His prominence remains highly controversial. During the 2023 election, a video appeared to show him warning Igbo residents in Lagos to stay away from polling booths if they weren’t prepared to vote for Tinubu. He later denied threatening anyone, claiming his comments were a joke that was misrepresented.
For critics, the larger question remains: how can a union extracting daily cash from public transport also operate as a political machine – and what does that mean for the state’s capacity to ever reform the system?
Tinubu’s reforms: a loophole large enough for a danfo
Last year, Tinubu’s administration introduced tax reforms to overhaul Nigeria’s chaotic revenue collection. The new laws, effective 1 January, aim to eliminate nuisance levies imposed by ‘non-state actors’.
The Joint Revenue Board (JRB) vowed to eradicate illegal roadblocks and abolished road stickers issued by non-state actors. On the ground, however, drivers say absolutely nothing has changed.
“No driver can work without settling the unions,” IK says matter-of-factly.
A JRB technical team member offers an explanation that reveals the reform’s massive loophole: the government does not consider union collections to be taxes.
“Union dues fall outside government’s statutory oversight. Associations are allowed to collect dues agreed by their members,” he says.
While stopping people on government roads to collect money is technically prohibited, the official admits that if a union issues a sticker for paid dues, it falls completely outside government regulation.
If the reform targets ‘non-state actors’ but deliberately exempts union dues and their proof of payment, what will actually change in the motor parks?
Lagos: ‘not our problem’
In Lagos, officials are still studying the reforms’ implications. Wale Musa, permanent secretary at the Lagos State ministry of transportation, states that commercial operators must register and pay required government fees.
In 2022, Lagos introduced an N800 ‘consolidated’ informal transport levy, promising it would end multiple daily charges. In practice, the chaotic collections continued.
“Transport unions collect dues from their members, and that is not our problem as a government,” Musa says, adding that drivers facing illegal compulsion have the right to go to court.
Drivers argue this is entirely unrealistic. In a system enforced informally, resistance carries immediate consequences: vehicle damage, work disruption, or physical violence.
A National Industrial Court judge notes that while union dues aren’t taxes, they still impose a heavy burden. “The government needs to be clear on how the new tax regime helps commercial transporters,” he says.

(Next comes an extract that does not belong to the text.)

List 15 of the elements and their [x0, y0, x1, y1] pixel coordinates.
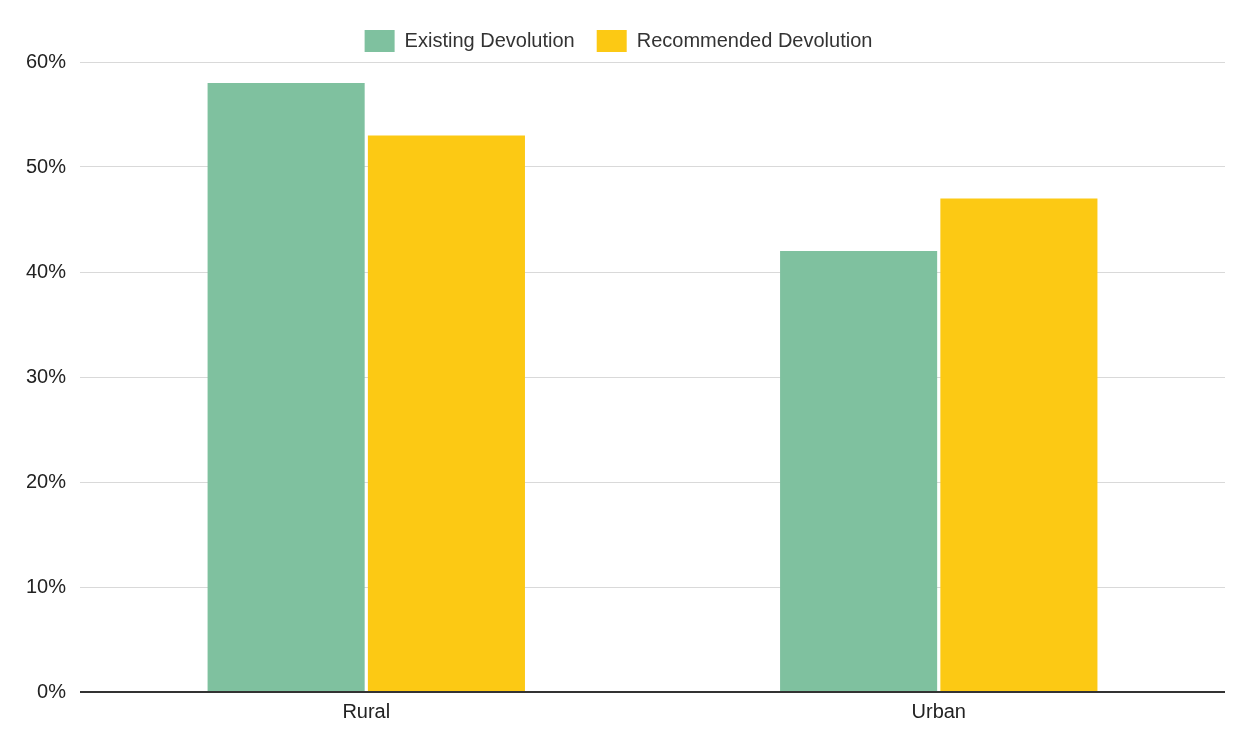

Kanawa argues that this is fundamentally a governance failure. “The motor parks are supposed to be run by the government. But they have effectively left government control and are being operated by unions,” he says.
Business as usual, by design?
Tinubu’s tax reforms promise a state finally taking control of its revenue collection. But in the motor parks, the line between ‘tax’ and ‘dues’ is merely semantics. If drivers cannot operate without paying, and if collection is violently enforced at the point of movement, it functions as a tax in everything but name.

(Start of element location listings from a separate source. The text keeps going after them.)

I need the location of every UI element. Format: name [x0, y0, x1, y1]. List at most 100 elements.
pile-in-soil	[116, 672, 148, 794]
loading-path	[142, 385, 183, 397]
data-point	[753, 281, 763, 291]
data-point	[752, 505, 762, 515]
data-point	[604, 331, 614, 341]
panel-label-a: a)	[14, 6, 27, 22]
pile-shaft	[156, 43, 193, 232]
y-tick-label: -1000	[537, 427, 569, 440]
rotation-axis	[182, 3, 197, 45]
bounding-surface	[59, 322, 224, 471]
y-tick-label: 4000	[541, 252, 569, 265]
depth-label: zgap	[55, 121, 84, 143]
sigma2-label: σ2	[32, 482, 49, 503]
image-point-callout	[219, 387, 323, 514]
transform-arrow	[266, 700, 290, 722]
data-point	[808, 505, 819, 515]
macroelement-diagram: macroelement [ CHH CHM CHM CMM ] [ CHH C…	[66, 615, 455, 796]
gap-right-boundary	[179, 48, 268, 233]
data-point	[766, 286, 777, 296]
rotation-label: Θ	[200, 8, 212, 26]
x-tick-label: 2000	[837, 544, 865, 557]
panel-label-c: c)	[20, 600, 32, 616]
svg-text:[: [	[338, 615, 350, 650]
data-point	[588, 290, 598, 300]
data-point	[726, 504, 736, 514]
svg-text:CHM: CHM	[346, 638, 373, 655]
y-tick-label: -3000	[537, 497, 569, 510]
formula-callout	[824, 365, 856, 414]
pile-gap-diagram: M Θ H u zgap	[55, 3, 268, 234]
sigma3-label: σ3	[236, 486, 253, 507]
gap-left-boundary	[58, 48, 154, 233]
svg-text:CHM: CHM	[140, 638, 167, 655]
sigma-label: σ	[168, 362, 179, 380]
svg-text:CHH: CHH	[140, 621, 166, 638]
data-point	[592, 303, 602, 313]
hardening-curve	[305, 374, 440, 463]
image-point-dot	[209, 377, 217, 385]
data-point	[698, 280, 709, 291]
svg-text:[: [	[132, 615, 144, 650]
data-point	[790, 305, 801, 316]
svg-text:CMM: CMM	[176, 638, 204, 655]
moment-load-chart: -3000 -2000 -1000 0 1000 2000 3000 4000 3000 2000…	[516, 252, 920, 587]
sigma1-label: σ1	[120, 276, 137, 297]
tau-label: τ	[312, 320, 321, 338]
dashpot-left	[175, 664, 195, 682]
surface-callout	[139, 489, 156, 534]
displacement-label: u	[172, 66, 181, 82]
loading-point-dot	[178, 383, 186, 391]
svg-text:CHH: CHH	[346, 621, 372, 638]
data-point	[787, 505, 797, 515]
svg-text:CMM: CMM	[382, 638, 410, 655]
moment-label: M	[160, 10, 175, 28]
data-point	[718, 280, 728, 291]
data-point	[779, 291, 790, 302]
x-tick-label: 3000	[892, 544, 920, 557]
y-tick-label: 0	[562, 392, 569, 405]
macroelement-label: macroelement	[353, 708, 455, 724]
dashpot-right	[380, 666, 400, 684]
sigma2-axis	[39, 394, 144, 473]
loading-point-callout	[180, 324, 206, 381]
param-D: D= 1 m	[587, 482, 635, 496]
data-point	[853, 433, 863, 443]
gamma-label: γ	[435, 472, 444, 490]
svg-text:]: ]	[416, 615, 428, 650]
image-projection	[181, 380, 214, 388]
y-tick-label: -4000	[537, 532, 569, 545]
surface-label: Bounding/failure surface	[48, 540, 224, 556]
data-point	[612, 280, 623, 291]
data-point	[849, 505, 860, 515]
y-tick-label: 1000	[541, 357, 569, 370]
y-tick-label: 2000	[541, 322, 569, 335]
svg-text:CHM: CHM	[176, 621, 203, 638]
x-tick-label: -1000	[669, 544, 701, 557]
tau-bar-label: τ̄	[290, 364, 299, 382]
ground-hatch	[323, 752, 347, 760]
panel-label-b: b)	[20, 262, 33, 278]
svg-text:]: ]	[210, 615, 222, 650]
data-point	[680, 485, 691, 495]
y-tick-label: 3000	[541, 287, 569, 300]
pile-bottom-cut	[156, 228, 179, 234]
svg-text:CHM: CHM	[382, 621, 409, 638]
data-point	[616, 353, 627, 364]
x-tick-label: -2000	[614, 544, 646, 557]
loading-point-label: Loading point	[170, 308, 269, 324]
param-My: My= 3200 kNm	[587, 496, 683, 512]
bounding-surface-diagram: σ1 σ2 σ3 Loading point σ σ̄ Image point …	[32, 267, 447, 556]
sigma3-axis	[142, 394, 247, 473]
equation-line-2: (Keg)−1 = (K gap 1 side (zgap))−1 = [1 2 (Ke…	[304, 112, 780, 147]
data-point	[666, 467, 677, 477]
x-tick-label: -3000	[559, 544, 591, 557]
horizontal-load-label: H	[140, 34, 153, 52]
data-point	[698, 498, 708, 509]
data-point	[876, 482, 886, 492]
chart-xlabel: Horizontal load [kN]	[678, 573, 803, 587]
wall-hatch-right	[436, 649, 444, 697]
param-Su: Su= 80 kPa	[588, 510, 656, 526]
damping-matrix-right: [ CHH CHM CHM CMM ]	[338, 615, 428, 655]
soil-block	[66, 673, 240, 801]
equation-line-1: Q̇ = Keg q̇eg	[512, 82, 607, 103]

Back at Berger, another bus pulls up. The conductor shouts for passengers. The levy collector drifts closer, cane in hand. Cash changes hands quickly, almost automatically – the undisputed cost of doing business in Lagos.
On paper, the new tax regime is meant to end the era of nuisance levies. In practice, the system that feeds off the city’s transport arteries remains wholly intact. If the reform was designed to confront the motor-park economy head-on, it has yet to reach the tarmac.